La voiture s’arrêta devant l’église toute blanche qui s’élevait au milieu de la verdure d’un jardin. Lise remarqua avec surprise les deux clochers surmontés de bulbes et les nombreuses croix grecques qui se répétaient partout. Comme cette église était différente de celles qu’elle avait vues jusqu’ici !

De luxueux équipages s’arrêtaient, des hommes de haute mine, des femmes au type slave, richement vêtues, en descendaient. Comme eux, Serge et Lise pénétrèrent dans une nef éclairée par le jour tombant d’une coupole. L’œil de Lise fut tout d’abord attiré vers le fond par de grandes portes en bois précieux et des rideaux cramoisis. Puis ils distinguèrent, sur les murs blancs, d’immenses images d’or et d’argent.

Que cette église était singulière !… Et comme l’attitude des fidèles différait de celle à laquelle était accoutumée Lise ! Ils n’avaient pas de livres et se plaçaient au hasard, sans s’agenouiller ni s’asseoir. Sans cesse, ils faisaient d’amples signes de croix, mais au vif étonnement de Lise, ils touchaient l’épaule droite avant la gauche. Il y en avait qui se prosternaient et frappaient de leur front le tapis épais qui couvrait le sol, puis ils recommençaient à se signer en tournant la tête vers les images rutilantes.

Dans un banc placé à droite du sanctuaire, plusieurs personnes apparurent de hauts personnages sans doute, car une porte spéciale leur avait livré passage.

Des chants commençaient, très graves, en langue russe, les portes du sanctuaire glissèrent sans bruit. Un prêtre apparut — un prêtre âgé, à la longue barbe blanche, qui parut à Lise très différent de tous ceux qu’elle avait vus jusqu’ici, par le type de physionomie et par la forme de ses vêtements sacerdotaux éblouissants d’or.

Et bien plus étrange encore était sa façon d’officier. Lise ne s’y reconnaissait plus du tout. Puis, comme les chantres, ce prêtre employait la langue russe.

Elle leva vers son mari un regard interrogateur et stupéfait. Serge, debout, croisait les bras sur sa poitrine. Lui ne faisait pas de signes de croix, et il avait l’attitude hautaine et indifférente d’un homme qui accomplit une indispensable formalité de son rang.

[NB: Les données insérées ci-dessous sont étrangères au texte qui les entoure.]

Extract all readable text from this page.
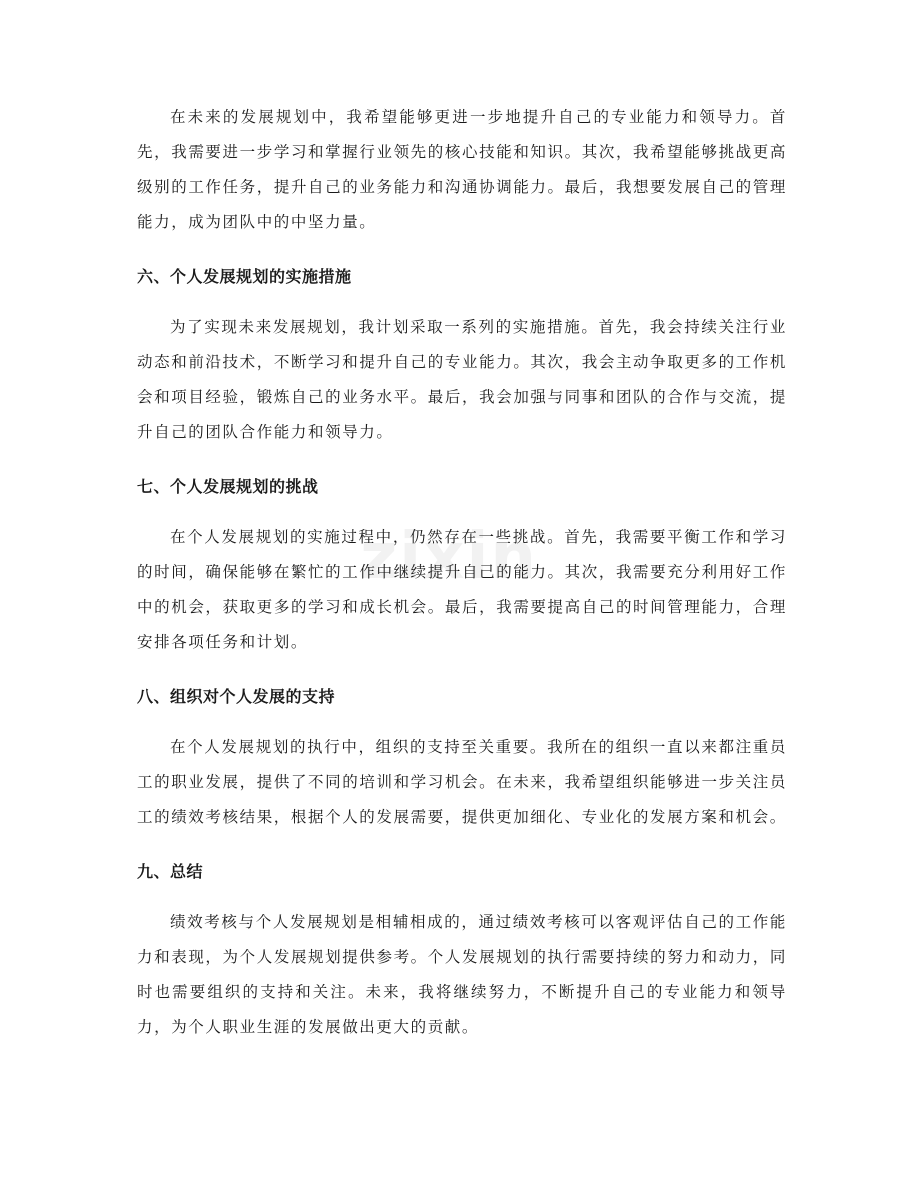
zixin

在未来的发展规划中，我希望能够更进一步地提升自己的专业能力和领导力。首先，我需要进一步学习和掌握行业领先的核心技能和知识。其次，我希望能够挑战更高级别的工作任务，提升自己的业务能力和沟通协调能力。最后，我想要发展自己的管理能力，成为团队中的中坚力量。

六、个人发展规划的实施措施

为了实现未来发展规划，我计划采取一系列的实施措施。首先，我会持续关注行业动态和前沿技术，不断学习和提升自己的专业能力。其次，我会主动争取更多的工作机会和项目经验，锻炼自己的业务水平。最后，我会加强与同事和团队的合作与交流，提升自己的团队合作能力和领导力。

七、个人发展规划的挑战

在个人发展规划的实施过程中，仍然存在一些挑战。首先，我需要平衡工作和学习的时间，确保能够在繁忙的工作中继续提升自己的能力。其次，我需要充分利用好工作中的机会，获取更多的学习和成长机会。最后，我需要提高自己的时间管理能力，合理安排各项任务和计划。

八、组织对个人发展的支持

在个人发展规划的执行中，组织的支持至关重要。我所在的组织一直以来都注重员工的职业发展，提供了不同的培训和学习机会。在未来，我希望组织能够进一步关注员工的绩效考核结果，根据个人的发展需要，提供更加细化、专业化的发展方案和机会。

九、总结

绩效考核与个人发展规划是相辅相成的，通过绩效考核可以客观评估自己的工作能力和表现，为个人发展规划提供参考。个人发展规划的执行需要持续的努力和动力，同时也需要组织的支持和关注。未来，我将继续努力，不断提升自己的专业能力和领导力，为个人职业生涯的发展做出更大的贡献。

Il ne parut pas voir le regard de lise. Et la jeune femme, un peu ahurie, continua à suivre des yeux ces rites inconnus. Elle sentait une vague angoisse l’envahir, à tel point qu’elle était incapable d’apprécier la beauté des chants, d’une simplicité mélancolique et grandiose, à travers laquelle passaient tout à coup des sonorités sauvages.

Un singulier énervement la prenait, il lui venait une hâte fébrile de quitter cette église, de savoir… Quoi ?…

L’office se terminait. Le prince Ormanoff et sa femme sortirent un peu avant les autres fidèles. Ils montèrent dans la voiture, qui les emmena le long du boulevard Alexandre iii.

Lise leva les yeux vers son mari, qui s’accoudait nonchalamment aux soyeux coussins dont le vert doux s’harmonisait si bien avec le teint délicat, les cheveux noirs et la robe beige de la jeune princesse.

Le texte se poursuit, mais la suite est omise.